Not only does chamomile taste gorgeous, but it’s also bursting with goodness that can help you heal, including calcium and magnesium. What’s more, drinking a warming cup of chamomile at bedtime will help you relax; the goodness is transmitted into your milk and helps calm your baby, so you both sleep well. A 2015 study in Taiwan showed that 40% of postnatal women reported improved sleep quality after drinking chamomile tea.
Chamomile is the master of provoking calmness and automatically soothes any tummy troubles your baby might be experiencing and is excellent for digestion. It’s like a gentle, calm cloud that cures all baby upsets.
Chamomile And Colds
A 2010 Mol Med Report suggests that chamomile can help ease the symptoms of the common cold and relieve any associated anxiety. Chamomile tea has beneficial antibacterial properties that can help treat common cold-related infections.
Does Chamomile Tea Increase Breast Milk Supply?
There is some evidence, albeit anecdotal, that chamomile tea has galactagogue properties that promote plant-derived lactation in humans. Although there is insufficient research about chamomile’s effects on breast milk production, it is thought that if you take time to prepare chamomile tea and give yourself time to enjoy drinking it, it will allow you to relax.
In turn, this nurturing time will make you worry less about your milk supply, and you may produce more. Scientifically, the most reliable method of increasing milk supply is to nurse your baby more often.
The Best Way to Select Chamomile Tea
Always go for brands that are pure and organic; look out for chamomile tea that is USDA-certified organic. This will ensure that the chamomile contains no pesticides and is processed with strict hygiene standards. If you like loose tea, choose a brand with a factory sealed pack; not only will the tea be fresh, but free from contaminants.

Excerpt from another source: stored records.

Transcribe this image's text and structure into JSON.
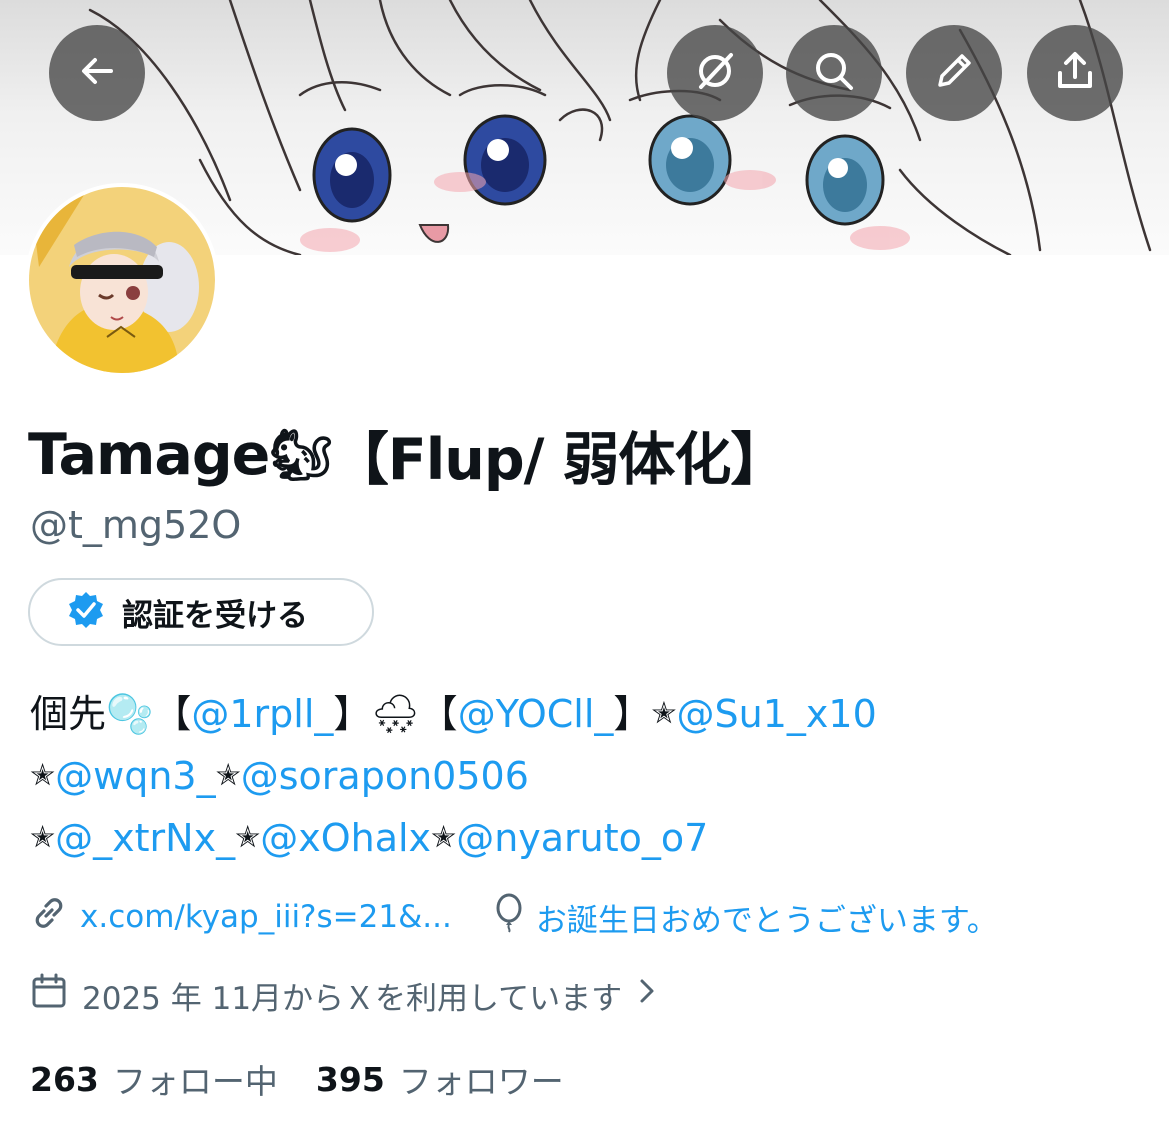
{
  "header": {
    "back_icon": "arrow-left-icon",
    "grok_icon": "grok-icon",
    "search_icon": "search-icon",
    "edit_icon": "pencil-icon",
    "share_icon": "share-icon"
  },
  "profile": {
    "name": "Tamage",
    "name_emoji": "🐿",
    "name_suffix": "【Flup/ 弱体化】",
    "handle": "@t_mg52O",
    "verify_label": "認証を受ける"
  },
  "bio": {
    "line1": [
      {
        "t": "個先",
        "c": "text"
      },
      {
        "t": "🫧",
        "c": "emoji"
      },
      {
        "t": "【",
        "c": "text"
      },
      {
        "t": "@1rpll_",
        "c": "mention"
      },
      {
        "t": "】",
        "c": "text"
      },
      {
        "t": "🌨",
        "c": "emoji"
      },
      {
        "t": "【",
        "c": "text"
      },
      {
        "t": "@YOCll_",
        "c": "mention"
      },
      {
        "t": "】",
        "c": "text"
      },
      {
        "t": "✭",
        "c": "star"
      },
      {
        "t": "@Su1_x10",
        "c": "mention"
      }
    ],
    "line2": [
      {
        "t": "✭",
        "c": "star"
      },
      {
        "t": "@wqn3_",
        "c": "mention"
      },
      {
        "t": " ",
        "c": "text"
      },
      {
        "t": "✭",
        "c": "star"
      },
      {
        "t": "@sorapon0506",
        "c": "mention"
      }
    ],
    "line3": [
      {
        "t": "✭",
        "c": "star"
      },
      {
        "t": "@_xtrNx_",
        "c": "mention"
      },
      {
        "t": "✭",
        "c": "star"
      },
      {
        "t": "@xOhalx",
        "c": "mention"
      },
      {
        "t": "✭",
        "c": "star"
      },
      {
        "t": "@nyaruto_o7",
        "c": "mention"
      }
    ]
  },
  "meta": {
    "link_text": "x.com/kyap_iii?s=21&...",
    "birthday_text": "お誕生日おめでとうございます。",
    "joined_text": "2025 年 11月からＸを利用しています"
  },
  "stats": {
    "following_count": "263",
    "following_label": "フォロー中",
    "followers_count": "395",
    "followers_label": "フォロワー"
  },
  "colors": {
    "accent": "#1d9bf0",
    "secondary_text": "#536471",
    "primary_text": "#0f1419",
    "border": "#cfd9de"
  }
}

Alternatively, try plastic-free tea bags for ease. Before buying, always check the ingredients to ensure that the chamomile is pure. Make sure to store the team in an airtight container away from sunlight.
Although it is very rare, you or your baby might be allergic to chamomile. If you are at all concerned, then you can try a skin test, which means to rub a little bit of the tea onto your or your baby’s skin and wait for a few hours to see if there is a reaction. If there is no redness or irritation, then you should be OK. If you have any concerns, contact your health professional.
Overall, chamomile tea is beautifully restful, and you and your baby should enjoy the calmness that it evokes.